Después de la conferencia de revisión del Tratado, en 2000, los países nucleares se comprometieron a “tomar medidas inequívocas” para “lograr la completa eliminación de los arsenales nucleares”. También acordaron tomar 13 “medidas prácticas” para “cumplir con la eliminación total de los arsenales nucleares”. Pero se han implementado pocos de ellos. El incumplimiento que se ha observado respecto a los compromisos de desarme causa resentimiento por el doble estándar y hace más difícil lograr acuerdos globales sobre los pasos que se necesitan con urgencia para detener los peligros de la proliferación. La lograr esto último, es necesario hacer progresos en lo primero.

DEBATIENDO SOBRE EL DESARME

Los temas del desarme pueden llegar pronto al Senado de los EE.UU. Rusia y los Estados Unidos han negociado los términos de un nuevo tratado para reducir sus arsenales nucleares. Las reducciones propuestas son moderadas, pero son importantes en ayudar a restablecer el impulso para la reducción nuclear de las dos potencias nucleares más grandes, que entre ellos poseen más del 90%de las 23.000 armas nucleares que hay en el mundo. El nuevo tratado también refuerza el monitoreo y los protocolos de verificación cruciales para preservar la confianza en el proceso de reducción de armas. La ratificación del tratado en el Senado requerirá el apoyo de 67 senadores, dos tercios de los votos. La aprobación del Senado no sólo aseguraría futuro progreso en las reducciones nucleares sino que también ayudaría a mejorar las relaciones políticas entre EE.:UU. y Rusia, que en años se recientes han visto algo hoscas. Los EE.UU. y Rusia tienen muchas diferencias políticas en variados ámbitos, pero comparten un interés común en promover el desarme e impedir la proliferación nuclear. La ratificación del tratado hará progresar esta agenda común de control de armas y promoverá la cooperación en otros temas de seguridad.
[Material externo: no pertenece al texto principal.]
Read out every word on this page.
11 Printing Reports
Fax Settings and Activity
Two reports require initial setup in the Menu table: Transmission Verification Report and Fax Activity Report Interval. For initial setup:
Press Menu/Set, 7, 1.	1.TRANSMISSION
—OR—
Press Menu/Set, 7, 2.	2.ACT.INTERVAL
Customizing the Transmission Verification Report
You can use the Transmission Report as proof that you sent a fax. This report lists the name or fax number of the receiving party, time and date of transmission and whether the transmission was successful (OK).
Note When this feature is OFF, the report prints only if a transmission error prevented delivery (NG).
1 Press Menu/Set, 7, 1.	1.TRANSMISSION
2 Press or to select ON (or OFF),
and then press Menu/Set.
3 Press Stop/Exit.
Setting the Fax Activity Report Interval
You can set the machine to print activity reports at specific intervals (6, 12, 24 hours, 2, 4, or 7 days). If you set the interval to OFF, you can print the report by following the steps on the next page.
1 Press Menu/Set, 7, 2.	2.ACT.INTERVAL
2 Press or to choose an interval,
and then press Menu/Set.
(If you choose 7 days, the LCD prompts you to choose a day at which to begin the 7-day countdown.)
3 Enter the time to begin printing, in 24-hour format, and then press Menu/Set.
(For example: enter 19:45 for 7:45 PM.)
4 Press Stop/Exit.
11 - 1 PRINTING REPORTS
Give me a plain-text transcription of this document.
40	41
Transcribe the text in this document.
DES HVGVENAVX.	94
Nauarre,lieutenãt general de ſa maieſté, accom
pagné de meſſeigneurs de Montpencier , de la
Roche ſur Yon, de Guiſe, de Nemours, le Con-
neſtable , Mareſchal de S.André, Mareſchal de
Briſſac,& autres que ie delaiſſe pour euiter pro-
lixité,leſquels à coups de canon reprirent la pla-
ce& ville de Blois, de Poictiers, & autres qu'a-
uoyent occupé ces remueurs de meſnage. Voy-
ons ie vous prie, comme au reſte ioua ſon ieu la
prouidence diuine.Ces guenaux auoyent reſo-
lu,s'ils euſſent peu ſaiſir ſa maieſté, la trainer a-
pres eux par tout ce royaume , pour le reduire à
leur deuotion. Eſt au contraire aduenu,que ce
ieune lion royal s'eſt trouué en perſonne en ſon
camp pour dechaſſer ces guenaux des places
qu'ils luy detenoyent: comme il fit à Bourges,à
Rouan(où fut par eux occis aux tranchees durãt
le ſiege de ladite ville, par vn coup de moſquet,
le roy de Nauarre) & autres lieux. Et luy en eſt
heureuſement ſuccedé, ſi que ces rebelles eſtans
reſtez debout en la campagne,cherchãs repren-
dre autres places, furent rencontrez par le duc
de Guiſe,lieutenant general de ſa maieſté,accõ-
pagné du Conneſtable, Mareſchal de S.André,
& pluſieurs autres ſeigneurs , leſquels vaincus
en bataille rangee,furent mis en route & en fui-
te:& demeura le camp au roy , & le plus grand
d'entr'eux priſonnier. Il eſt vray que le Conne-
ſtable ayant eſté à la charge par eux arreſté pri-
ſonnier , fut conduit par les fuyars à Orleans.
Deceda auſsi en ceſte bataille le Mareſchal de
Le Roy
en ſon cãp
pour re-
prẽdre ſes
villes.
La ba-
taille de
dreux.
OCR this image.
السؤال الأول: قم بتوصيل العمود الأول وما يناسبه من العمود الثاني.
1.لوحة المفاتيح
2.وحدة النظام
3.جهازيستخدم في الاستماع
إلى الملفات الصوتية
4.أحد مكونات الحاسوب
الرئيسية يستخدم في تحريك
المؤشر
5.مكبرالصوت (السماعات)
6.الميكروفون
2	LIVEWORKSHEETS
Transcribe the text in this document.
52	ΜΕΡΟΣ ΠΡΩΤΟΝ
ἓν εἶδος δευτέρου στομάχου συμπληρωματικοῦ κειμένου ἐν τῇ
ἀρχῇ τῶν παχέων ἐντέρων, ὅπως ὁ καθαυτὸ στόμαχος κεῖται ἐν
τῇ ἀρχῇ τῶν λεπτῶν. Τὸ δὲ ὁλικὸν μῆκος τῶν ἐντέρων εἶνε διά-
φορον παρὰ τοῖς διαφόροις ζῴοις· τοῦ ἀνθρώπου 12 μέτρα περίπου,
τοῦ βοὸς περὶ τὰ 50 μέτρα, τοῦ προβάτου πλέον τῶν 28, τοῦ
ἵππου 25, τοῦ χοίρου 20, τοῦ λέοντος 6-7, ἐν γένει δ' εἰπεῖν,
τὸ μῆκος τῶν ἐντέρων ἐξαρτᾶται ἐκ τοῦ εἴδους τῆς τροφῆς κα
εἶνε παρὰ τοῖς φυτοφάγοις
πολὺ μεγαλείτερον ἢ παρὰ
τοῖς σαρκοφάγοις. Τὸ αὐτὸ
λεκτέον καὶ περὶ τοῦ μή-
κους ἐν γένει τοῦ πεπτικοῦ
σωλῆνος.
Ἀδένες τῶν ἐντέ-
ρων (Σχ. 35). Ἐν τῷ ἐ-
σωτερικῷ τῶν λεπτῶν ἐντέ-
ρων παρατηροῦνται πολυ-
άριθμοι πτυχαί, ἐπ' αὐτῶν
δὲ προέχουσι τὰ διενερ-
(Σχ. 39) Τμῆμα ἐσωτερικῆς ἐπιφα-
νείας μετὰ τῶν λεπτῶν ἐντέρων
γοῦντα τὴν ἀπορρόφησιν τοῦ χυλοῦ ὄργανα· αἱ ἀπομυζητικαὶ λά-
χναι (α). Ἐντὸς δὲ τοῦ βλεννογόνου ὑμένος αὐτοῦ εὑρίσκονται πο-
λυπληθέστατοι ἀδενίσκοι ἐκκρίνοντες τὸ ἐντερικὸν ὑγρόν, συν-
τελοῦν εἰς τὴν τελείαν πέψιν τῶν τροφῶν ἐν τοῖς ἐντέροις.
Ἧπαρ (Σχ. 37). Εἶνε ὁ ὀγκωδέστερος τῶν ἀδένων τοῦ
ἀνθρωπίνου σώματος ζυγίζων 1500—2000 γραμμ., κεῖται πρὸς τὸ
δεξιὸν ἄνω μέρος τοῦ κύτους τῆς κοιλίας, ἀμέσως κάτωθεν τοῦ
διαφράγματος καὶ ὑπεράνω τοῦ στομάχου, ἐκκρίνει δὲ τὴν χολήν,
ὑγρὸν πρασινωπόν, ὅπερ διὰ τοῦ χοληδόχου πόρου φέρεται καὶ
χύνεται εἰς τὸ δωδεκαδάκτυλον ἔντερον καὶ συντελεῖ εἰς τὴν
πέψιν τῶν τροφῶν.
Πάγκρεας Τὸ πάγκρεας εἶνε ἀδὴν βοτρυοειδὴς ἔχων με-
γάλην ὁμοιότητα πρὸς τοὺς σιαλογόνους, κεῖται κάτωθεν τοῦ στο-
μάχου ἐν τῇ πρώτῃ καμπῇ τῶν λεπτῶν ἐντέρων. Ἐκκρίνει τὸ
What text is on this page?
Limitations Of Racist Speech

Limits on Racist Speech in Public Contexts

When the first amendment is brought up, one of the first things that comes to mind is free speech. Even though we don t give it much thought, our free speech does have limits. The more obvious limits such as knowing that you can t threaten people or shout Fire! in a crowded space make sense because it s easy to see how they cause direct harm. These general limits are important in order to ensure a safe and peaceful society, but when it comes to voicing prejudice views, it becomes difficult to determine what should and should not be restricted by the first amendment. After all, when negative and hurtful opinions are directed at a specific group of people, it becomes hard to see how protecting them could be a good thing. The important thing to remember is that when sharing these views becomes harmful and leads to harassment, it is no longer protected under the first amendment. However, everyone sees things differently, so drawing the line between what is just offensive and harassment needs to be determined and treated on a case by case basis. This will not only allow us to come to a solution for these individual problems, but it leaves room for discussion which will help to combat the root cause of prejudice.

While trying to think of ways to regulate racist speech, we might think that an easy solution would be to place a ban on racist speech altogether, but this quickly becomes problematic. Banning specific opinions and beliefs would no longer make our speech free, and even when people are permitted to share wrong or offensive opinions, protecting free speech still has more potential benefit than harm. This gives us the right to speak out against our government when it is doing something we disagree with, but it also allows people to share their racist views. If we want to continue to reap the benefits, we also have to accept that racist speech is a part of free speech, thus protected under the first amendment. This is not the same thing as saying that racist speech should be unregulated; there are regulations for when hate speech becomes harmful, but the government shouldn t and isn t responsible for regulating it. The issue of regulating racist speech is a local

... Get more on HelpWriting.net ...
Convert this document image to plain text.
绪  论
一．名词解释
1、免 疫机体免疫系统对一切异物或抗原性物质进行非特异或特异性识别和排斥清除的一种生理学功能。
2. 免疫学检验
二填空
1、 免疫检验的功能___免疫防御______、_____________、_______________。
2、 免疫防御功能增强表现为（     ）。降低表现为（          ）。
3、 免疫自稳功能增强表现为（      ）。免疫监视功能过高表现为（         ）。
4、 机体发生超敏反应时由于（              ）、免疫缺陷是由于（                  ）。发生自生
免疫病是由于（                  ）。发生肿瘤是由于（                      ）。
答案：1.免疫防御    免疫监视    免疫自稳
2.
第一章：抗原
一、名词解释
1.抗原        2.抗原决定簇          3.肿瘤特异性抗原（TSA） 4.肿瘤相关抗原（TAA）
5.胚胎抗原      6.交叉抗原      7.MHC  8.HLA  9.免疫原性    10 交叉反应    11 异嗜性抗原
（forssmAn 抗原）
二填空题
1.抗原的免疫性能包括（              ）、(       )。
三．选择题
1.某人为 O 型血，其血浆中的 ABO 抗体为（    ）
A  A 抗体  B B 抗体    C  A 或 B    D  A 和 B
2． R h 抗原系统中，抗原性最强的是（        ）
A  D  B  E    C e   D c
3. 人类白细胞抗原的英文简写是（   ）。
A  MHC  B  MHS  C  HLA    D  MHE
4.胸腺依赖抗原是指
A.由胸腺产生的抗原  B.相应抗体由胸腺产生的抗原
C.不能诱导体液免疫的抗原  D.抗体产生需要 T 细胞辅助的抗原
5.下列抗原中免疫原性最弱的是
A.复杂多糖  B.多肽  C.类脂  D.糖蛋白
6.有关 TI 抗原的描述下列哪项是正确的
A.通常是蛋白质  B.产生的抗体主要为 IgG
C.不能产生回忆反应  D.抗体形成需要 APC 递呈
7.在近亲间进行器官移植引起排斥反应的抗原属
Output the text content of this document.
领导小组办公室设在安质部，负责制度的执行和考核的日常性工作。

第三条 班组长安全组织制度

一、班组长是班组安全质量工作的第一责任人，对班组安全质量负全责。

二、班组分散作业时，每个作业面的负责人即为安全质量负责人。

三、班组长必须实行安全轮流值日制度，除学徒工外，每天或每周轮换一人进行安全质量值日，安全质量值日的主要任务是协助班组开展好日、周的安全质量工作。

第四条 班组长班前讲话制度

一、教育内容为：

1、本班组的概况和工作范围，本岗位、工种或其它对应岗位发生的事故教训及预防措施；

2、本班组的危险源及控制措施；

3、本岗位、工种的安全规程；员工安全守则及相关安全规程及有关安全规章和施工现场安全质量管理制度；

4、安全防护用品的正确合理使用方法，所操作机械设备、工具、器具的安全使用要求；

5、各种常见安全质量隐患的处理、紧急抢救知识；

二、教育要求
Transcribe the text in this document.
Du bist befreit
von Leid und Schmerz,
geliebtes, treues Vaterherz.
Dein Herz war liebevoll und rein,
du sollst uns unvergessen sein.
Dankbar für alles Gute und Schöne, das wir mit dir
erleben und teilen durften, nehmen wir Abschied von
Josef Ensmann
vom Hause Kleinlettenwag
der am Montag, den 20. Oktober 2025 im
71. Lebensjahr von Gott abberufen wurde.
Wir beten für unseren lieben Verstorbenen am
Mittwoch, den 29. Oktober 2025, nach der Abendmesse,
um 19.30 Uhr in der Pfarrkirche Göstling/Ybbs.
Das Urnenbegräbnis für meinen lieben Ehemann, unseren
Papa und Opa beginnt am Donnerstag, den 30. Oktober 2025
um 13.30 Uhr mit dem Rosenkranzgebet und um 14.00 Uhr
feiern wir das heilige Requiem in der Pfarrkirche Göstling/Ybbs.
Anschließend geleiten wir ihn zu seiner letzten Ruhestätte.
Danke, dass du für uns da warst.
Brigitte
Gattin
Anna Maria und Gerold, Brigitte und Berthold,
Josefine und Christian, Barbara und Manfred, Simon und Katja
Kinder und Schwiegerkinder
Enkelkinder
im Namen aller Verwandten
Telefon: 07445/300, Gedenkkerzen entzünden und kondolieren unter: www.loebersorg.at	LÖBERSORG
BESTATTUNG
A continuación del Tratado de Reducción Estratégica, al Senado quizás se le solicite ratificar el Tratado de Prohibición Completa de Ensayos Nucleares. Este será un debate contencioso más difícil. La prohibición legal de realizar ensayos nucleares significaría un gran avance en los objetivos de no proliferación y desarme, pero en el tratado de prohibición de ensayos se ha visto entrampado en las vicisitudes de la política doméstica. En 1999, un Senado de mayoría republicana rechazó el tratado por 51 votos contra 48. El que los senadores sean capaces de ponerse por sobre los intereses partidarios para aprobar el tratado en los próximos años es aún una incógnita.

Los Estados Unidos y Rusia han mantenido una moratoria voluntaria sobre explosiones nucleares desde comienzos de los ’90, y ninguno de los dos países tiene planes de llevar a cabo ensayos en el futuro. Personeros de seguridad de ambos países apoyan el tratado de prohibición de ensayos porque ayuda a impedir la proliferación de la capacidad de las armas nucleares. Sin la posibilidad de llevar a cabo los ensayos, los países que quieran construir armas nucleares no pueden estar seguros de la confiabilidad y efectividad de sus armas. Sin un programa de ensayos, los poderes que aspiran a ser nucleares no podrán mejorar y minimizar el diseño de las ojivas para desplegarlos en misiles balísticos y crear posibles sistemas de ojivas múltiples. Estas son protecciones importantes que ayudarían a impedir la creación de nuevas amenazas de armas nucleares.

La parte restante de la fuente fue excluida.